On yardstick 1, both linear SVM and random forest perform better than the baseline. The ensemble random forest seems to perform better than a linearSVM, as decision tree based algorithms tend to learn well over large datasets. The confusion matrix of random forest when evaluated on the training data is depicted in the above figure. From the matrix, one can see that the precision for the class business is around 92%, 99% for sports and so on.

Second yardstick: How is the model performance when stratified 5-fold CV is performed on the training data?

Algorithm Baseline LinearSVC RandomForest
Balanced Accuracy 25.4595±0.2755 76.4467±0.6587 76.9993 ± 0.5503

LinearSVM

The idea behind this yardsticks is to infer about the algorithm’s generalization power.

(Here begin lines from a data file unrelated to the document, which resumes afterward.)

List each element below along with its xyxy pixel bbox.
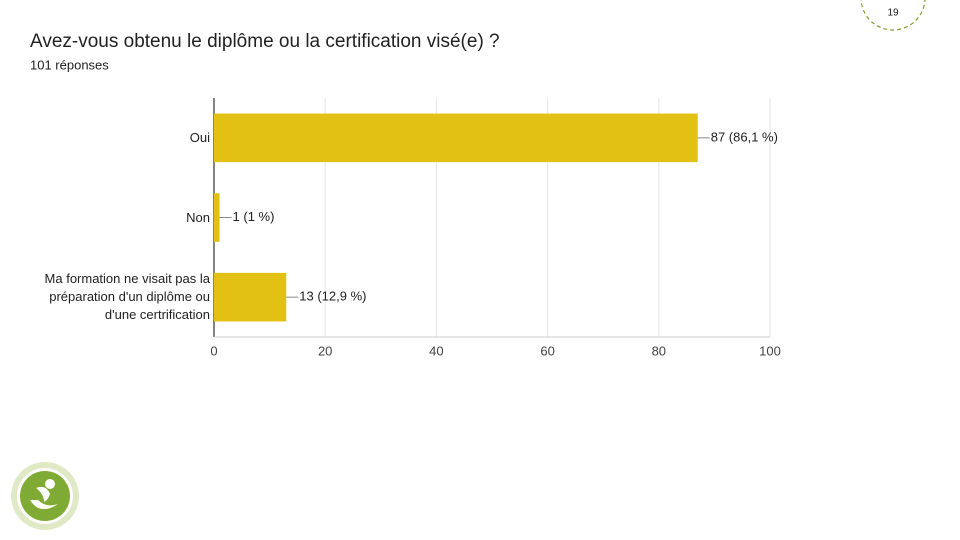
x-tick-label: 40 [429, 343, 443, 358]
bar [214, 113, 698, 163]
x-tick-label: 80 [652, 343, 666, 358]
chart-title: Avez-vous obtenu le diplôme ou la certif… [30, 31, 500, 52]
y-tick-label: Oui [189, 129, 210, 145]
x-tick-label: 100 [759, 343, 781, 358]
value-label: 87 (86,1 %) [711, 129, 778, 144]
page-badge [860, 0, 926, 31]
value-label: 13 (12,9 %) [299, 289, 366, 304]
page-number: 19 [887, 8, 899, 19]
y-tick-label: Non [186, 209, 210, 225]
x-tick-label: 20 [318, 343, 332, 358]
y-tick-label: Ma formation ne visait pas la préparatio… [44, 271, 210, 323]
bar [214, 193, 220, 242]
x-tick-label: 60 [540, 343, 554, 358]
bar [214, 272, 287, 322]
x-tick-label: 0 [210, 343, 217, 358]
logo [11, 462, 79, 530]
chart-subtitle: 101 réponses [30, 57, 109, 72]
value-label: 1 (1 %) [233, 209, 275, 224]
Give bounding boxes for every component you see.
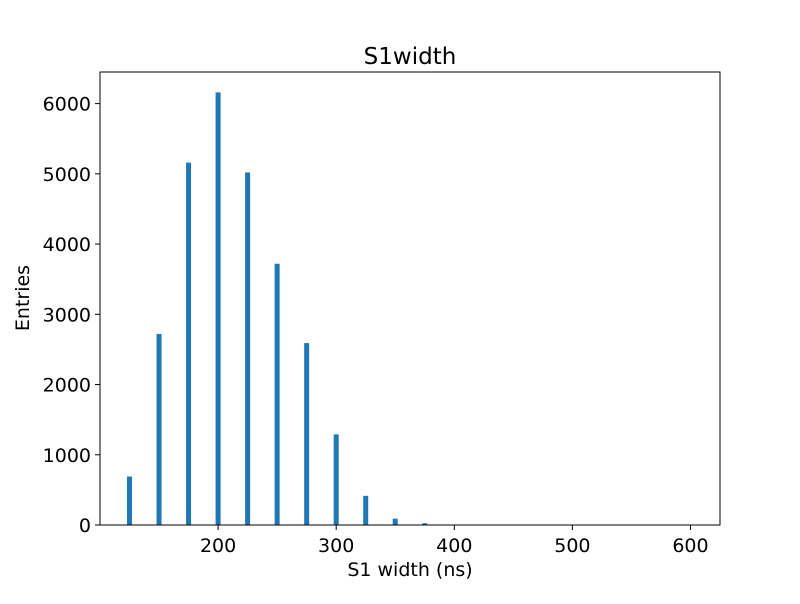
y-tick-label: 0: [79, 515, 91, 537]
bar: [274, 263, 280, 525]
y-tick-label: 5000: [43, 164, 91, 186]
bar: [422, 523, 428, 525]
bar: [127, 476, 133, 525]
bar: [304, 343, 310, 525]
bar: [392, 518, 398, 525]
y-tick-label: 1000: [43, 445, 91, 467]
x-axis-label: S1 width (ns): [347, 559, 472, 581]
x-tick-label: 400: [436, 535, 472, 557]
bar: [215, 92, 221, 526]
plot-frame: [99, 71, 721, 526]
x-tick-label: 600: [672, 535, 708, 557]
bars-group: [127, 92, 428, 526]
bar: [156, 333, 162, 525]
y-tick-label: 6000: [43, 94, 91, 116]
x-tick-label: 300: [318, 535, 354, 557]
y-axis-label: Entries: [12, 265, 34, 331]
bar: [333, 434, 339, 525]
chart-title: S1width: [364, 44, 457, 70]
x-axis: 200 300 400 500 600: [200, 525, 709, 557]
x-tick-label: 500: [554, 535, 590, 557]
bar: [363, 495, 369, 525]
y-axis: 0 1000 2000 3000 4000 5000 6000: [43, 94, 100, 537]
y-tick-label: 4000: [43, 234, 91, 256]
x-tick-label: 200: [200, 535, 236, 557]
bar: [186, 162, 192, 525]
y-tick-label: 2000: [43, 375, 91, 397]
bar: [245, 172, 251, 525]
y-tick-label: 3000: [43, 304, 91, 326]
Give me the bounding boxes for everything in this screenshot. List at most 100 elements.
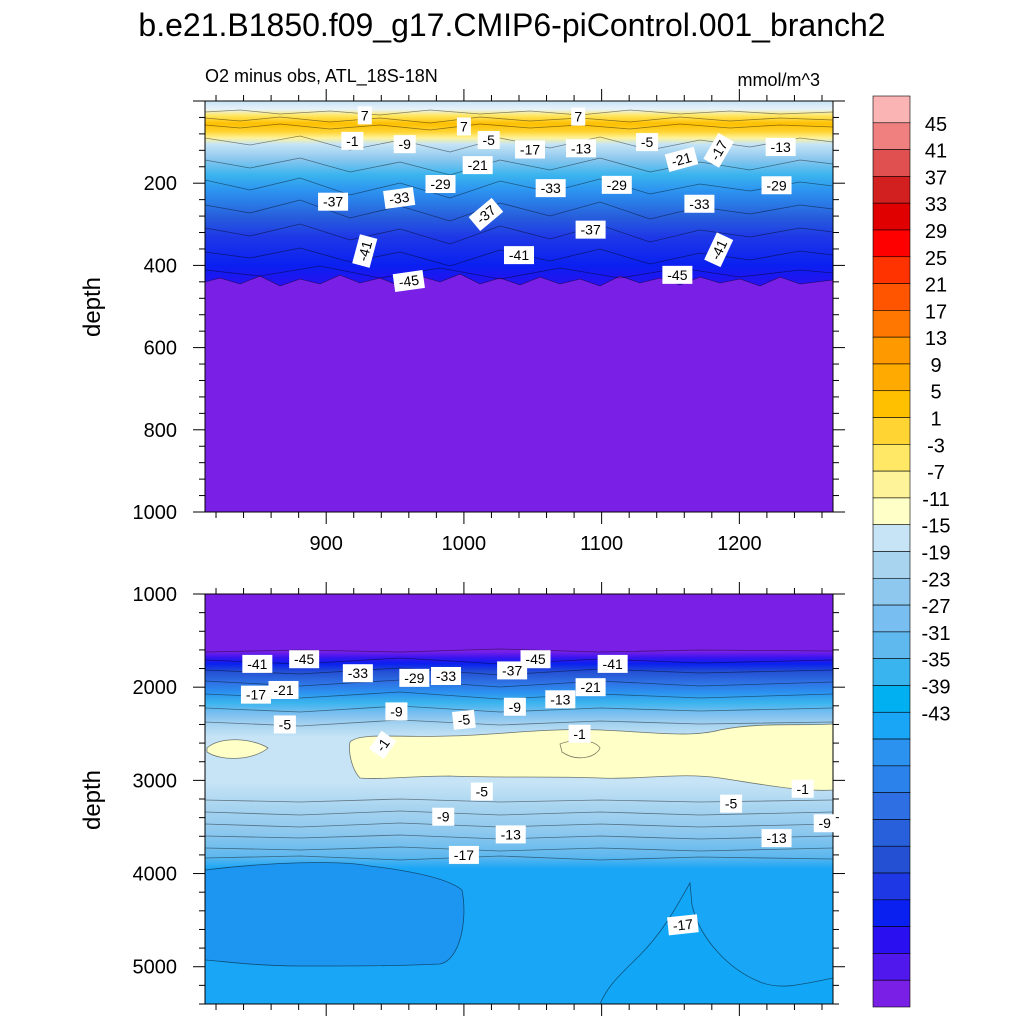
contour-label: -41 <box>704 232 734 268</box>
colorbar-box <box>872 738 911 767</box>
y-tick-label: 3000 <box>133 770 178 792</box>
contour-label: -33 <box>431 667 462 685</box>
colorbar-label: 21 <box>925 275 947 297</box>
colorbar-label: 33 <box>925 194 947 216</box>
contour-label-text: -41 <box>707 237 730 262</box>
contour-label-text: -29 <box>404 670 424 686</box>
contour-label-text: -13 <box>501 826 521 842</box>
colorbar-label: 5 <box>930 382 941 404</box>
contour-label-text: -33 <box>436 668 456 684</box>
contour-label-text: -5 <box>457 711 471 728</box>
x-tick-label: 1200 <box>717 533 762 555</box>
contour-label-text: -1 <box>573 726 586 742</box>
contour-label-text: 7 <box>361 107 369 123</box>
colorbar: 45 41 37 33 29 25 21 17 13 9 5 1 -3 -7 -11 -15 -19 -23 -27… <box>872 95 951 1008</box>
contour-label: -17 <box>515 140 546 159</box>
contour-label-text: -13 <box>771 139 791 155</box>
colorbar-box <box>872 363 911 392</box>
contour-label: -13 <box>545 690 576 709</box>
contour-label: -45 <box>662 265 693 284</box>
contour-label-text: -33 <box>541 180 561 196</box>
contour-label-text: -45 <box>525 651 545 667</box>
contour-label: -5 <box>273 715 296 734</box>
colorbar-box <box>872 470 911 499</box>
contour-label: -17 <box>667 914 699 936</box>
lower-positive-patch-left <box>206 739 269 759</box>
contour-label: -17 <box>240 685 271 704</box>
contour-label: -41 <box>597 654 628 673</box>
colorbar-label: -15 <box>922 516 951 538</box>
contour-label: -1 <box>568 724 591 743</box>
colorbar-label: -23 <box>922 569 951 591</box>
colorbar-label: 1 <box>930 409 941 431</box>
colorbar-box <box>872 283 911 311</box>
contour-label-text: -33 <box>689 196 709 212</box>
colorbar-box <box>872 577 911 606</box>
contour-label: -9 <box>813 814 836 833</box>
contour-label: -29 <box>761 176 792 195</box>
x-tick-label: 1100 <box>580 533 623 555</box>
contour-label: -37 <box>318 192 349 211</box>
contour-label-text: -13 <box>766 830 786 846</box>
contour-label-text: -5 <box>725 796 738 812</box>
lower-deep-left <box>205 862 465 967</box>
y-tick-label: 4000 <box>133 864 178 886</box>
colorbar-box <box>872 497 911 526</box>
colorbar-label: 25 <box>925 248 947 270</box>
colorbar-box <box>872 872 911 901</box>
contour-label-text: -13 <box>571 140 591 156</box>
colorbar-label: 17 <box>925 301 947 323</box>
colorbar-box <box>872 658 911 686</box>
y-tick-label: 200 <box>144 173 177 195</box>
contour-label-text: -9 <box>509 699 522 715</box>
contour-label: -33 <box>684 194 715 213</box>
colorbar-label: -39 <box>922 676 951 698</box>
colorbar-box <box>872 926 911 954</box>
contour-label-text: -37 <box>323 194 343 210</box>
contour-label: -13 <box>565 139 596 158</box>
colorbar-label: -19 <box>922 543 951 565</box>
contour-label: 7 <box>456 117 471 136</box>
contour-label: -41 <box>242 654 273 673</box>
contour-label: -13 <box>495 825 526 844</box>
lower-ylabel: depth <box>79 770 106 830</box>
colorbar-box <box>872 310 911 338</box>
contour-label: -17 <box>448 845 479 864</box>
colorbar-label: 9 <box>930 355 941 377</box>
contour-label-text: -9 <box>819 815 832 831</box>
x-tick-label: 900 <box>310 533 343 555</box>
lower-deep-right <box>599 881 833 1004</box>
contour-label: -9 <box>503 697 526 716</box>
contour-label-text: -5 <box>641 134 654 150</box>
colorbar-box <box>872 551 911 579</box>
figure-title: b.e21.B1850.f09_g17.CMIP6-piControl.001_… <box>138 7 885 43</box>
contour-label: -29 <box>399 668 430 687</box>
contour-label-text: -21 <box>670 149 694 170</box>
contour-label-text: -5 <box>279 716 292 732</box>
colorbar-box <box>872 792 911 820</box>
colorbar-box <box>872 899 911 927</box>
y-tick-label: 800 <box>144 420 177 442</box>
contour-label: -9 <box>393 135 416 154</box>
colorbar-box <box>872 604 911 633</box>
colorbar-box <box>872 417 911 445</box>
colorbar-label: 41 <box>925 141 947 163</box>
colorbar-label: -35 <box>922 650 951 672</box>
upper-panel: O2 minus obs, ATL_18S-18N mmol/m^3 900 10… <box>79 66 845 555</box>
contour-label: -21 <box>462 156 493 175</box>
colorbar-label: -27 <box>922 596 951 618</box>
contour-label: -1 <box>368 730 397 760</box>
contour-label-text: -29 <box>607 177 627 193</box>
y-tick-label: 600 <box>144 338 177 360</box>
colorbar-label: 45 <box>925 114 947 136</box>
colorbar-box <box>872 685 911 713</box>
colorbar-box <box>872 953 911 981</box>
contour-label-text: -9 <box>437 809 450 825</box>
colorbar-box <box>872 524 911 552</box>
contour-label: -37 <box>497 661 528 680</box>
colorbar-box <box>872 631 911 659</box>
contour-label-text: -13 <box>550 691 570 707</box>
contour-label-text: -33 <box>348 665 368 681</box>
colorbar-box <box>872 979 911 1008</box>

In the above figure the accuracy and balanced accuracy on each fold of 5-fold CV is depicted. Although linear SVM’s mean balanced accuracy is close to Random forest on yardstick 2, overall random forest is the algorithm of choice to make predictions on unseen data as it wins on both yardstick 1 and yardstick 2. Although it was not attempted, it would be interesting to see the average performance of classifiers after parameter tuning.

Text classification using Doc2Vec

Doc2Vec builds semantic representation of documents in the latent space. Gensim has been used to generate the tagged representation of the documents. The tagged training documents have been further used to build a doc2vec model and infer vector is used to represent the train and test documents, before training the machine learning (Random Forest) model. The obtained predictions on the test set are stored in the "test_predicted_doc2vec.csv" file.